Друзья смеются над ним и называют его двуличным. Сидя в своей броне среди шума, гама и непостоянства жизни, несущейся стремительным потоком и лишенной удил, таких, как вера и чувство привязанности, Кавалена понимает, что над ним надругались, он в серьезной опасности; ему кажется, будто он стоит на стеклянных ногах, а вокруг в бешеной пляске скачут безумцы на железных копытах. В заточении он воображал эту жизнь полной шарма и соблазнов, которые манили его, но оказывается, она пустая, глупая, никчемная и пошлая. Как же мог он так страдать из-за отсутствия компании и этих друзей, стремясь к легкомыслию, низости, убожеству?
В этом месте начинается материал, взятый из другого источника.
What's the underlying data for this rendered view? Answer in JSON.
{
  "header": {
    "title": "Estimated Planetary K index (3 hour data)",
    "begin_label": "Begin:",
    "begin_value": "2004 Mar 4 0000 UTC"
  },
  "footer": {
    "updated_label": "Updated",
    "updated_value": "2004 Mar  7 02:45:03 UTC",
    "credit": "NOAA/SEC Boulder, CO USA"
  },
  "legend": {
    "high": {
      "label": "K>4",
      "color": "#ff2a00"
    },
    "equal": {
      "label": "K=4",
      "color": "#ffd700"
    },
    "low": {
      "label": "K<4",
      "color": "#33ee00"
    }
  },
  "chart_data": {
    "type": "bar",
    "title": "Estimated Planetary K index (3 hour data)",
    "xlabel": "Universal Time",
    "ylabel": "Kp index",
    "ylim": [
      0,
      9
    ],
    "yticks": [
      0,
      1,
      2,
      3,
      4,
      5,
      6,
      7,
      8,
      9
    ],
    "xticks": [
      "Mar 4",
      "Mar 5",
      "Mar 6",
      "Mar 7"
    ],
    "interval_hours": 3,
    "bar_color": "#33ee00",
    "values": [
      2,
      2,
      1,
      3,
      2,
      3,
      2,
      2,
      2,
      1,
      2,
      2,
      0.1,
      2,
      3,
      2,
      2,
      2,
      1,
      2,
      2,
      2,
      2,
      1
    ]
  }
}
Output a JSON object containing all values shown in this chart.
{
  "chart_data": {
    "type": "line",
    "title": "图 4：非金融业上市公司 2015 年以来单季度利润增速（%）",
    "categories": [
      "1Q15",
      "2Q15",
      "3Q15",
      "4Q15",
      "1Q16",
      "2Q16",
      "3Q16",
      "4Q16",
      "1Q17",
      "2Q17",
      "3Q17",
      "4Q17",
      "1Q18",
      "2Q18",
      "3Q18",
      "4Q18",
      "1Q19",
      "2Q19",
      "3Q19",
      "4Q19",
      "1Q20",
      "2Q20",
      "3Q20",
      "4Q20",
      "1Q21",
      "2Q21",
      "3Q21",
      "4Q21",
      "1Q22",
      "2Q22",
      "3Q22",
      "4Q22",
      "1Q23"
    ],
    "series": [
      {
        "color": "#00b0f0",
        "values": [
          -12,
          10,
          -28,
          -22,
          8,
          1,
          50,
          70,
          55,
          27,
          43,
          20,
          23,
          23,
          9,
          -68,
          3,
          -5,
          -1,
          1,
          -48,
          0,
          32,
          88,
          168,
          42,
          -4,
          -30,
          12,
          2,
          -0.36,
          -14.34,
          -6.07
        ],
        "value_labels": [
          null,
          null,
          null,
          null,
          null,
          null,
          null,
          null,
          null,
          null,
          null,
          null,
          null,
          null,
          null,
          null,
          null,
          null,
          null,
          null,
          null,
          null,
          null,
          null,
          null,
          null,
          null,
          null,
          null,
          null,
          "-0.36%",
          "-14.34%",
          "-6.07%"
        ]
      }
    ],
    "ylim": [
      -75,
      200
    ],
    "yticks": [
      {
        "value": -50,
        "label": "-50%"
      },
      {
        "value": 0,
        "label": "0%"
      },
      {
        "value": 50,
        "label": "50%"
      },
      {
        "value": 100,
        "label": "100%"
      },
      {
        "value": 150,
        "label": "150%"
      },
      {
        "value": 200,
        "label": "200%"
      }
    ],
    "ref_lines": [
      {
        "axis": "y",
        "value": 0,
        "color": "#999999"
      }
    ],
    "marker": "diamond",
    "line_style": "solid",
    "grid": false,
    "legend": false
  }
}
Бедный Кавалена! Истина, судя по всему, в другом! Истина, наверное, в том, что, находясь в строгом заключении, он, сам того не желая, привык, увы, разговаривать с самим собой, то есть со злейшим врагом, какого только каждый из нас может иметь; и его охватило чувство бесполезности всего, он ощутил себя потерянным, одиноким, блуждающим в потемках, раздавленным собственной тайной и тайной окружающих вещей… Иллюзии? Надежды? К чему все это? Суета сует… И его дух, поникший, растоптанный, мало-помалу воспрянул, ему стало жалко людей, которые, в силу неведения, томятся в плену иллюзий и сами не понимают, что творят, и вот так, вхолостую, живут, любят, страдают. В чем провинилась его жена, его несчастная Нене, коль скоро она так ревнива? Он — врач, он знает, что подобная форма ревности есть проявление душевного заболевания, это разновидность безумия, прикрытого здравыми на первый взгляд рассуждениями. Типичная форма паранойи, включающая манию преследования. Да это же ясно как день: типичная, типичная! Она, его бедная Нене, дошла до того, что подозревает, будто он хочет ее убить и вдвоем с дочкой завладеть ее деньгами. Вот счастливая тогда наступит у него жизнь, без нее! Свобода, свобода — иди куда вздумается, делай что хочешь! Бедняжка Нене, она ведет себя так, потому что осознает: жизнь, которую она создала для себя и других, невыносима. Не жизнь, а удавка. Она калечит себя, бедная Нене, своим безумием, вот и думает, будто другие хотят ее покалечить, убить. Ножом — вряд ли, это сразу заметят; ее хотят убить злобой, оскорблениями. Однако она не замечает, что злоба и оскорбления — ее собственное оружие. Она выковывает его в искрах безумия и наделяет жизнью. Но ведь он врач, верно? Если он, врач, все это понимает, то разве отсюда не следует, что он должен относиться к своей бедненькой Нене как к больному человеку и понимать, что больной не несет ответственности за все то зло, которое причинил и продолжает причинять? Так отчего же он бунтует? Против кого? Ему бы сжалиться над ней, окружить ее заботой и любовью, терпеливо и покорно сносить обиды, упреки и жестокость. А ведь еще есть Луизетта. Он бросил ее в этом аду, оставил вариться в одном котле с мамашей, начисто лишившейся разума. О, прочь, прочь отсюда, пора возвращаться домой, немедленно!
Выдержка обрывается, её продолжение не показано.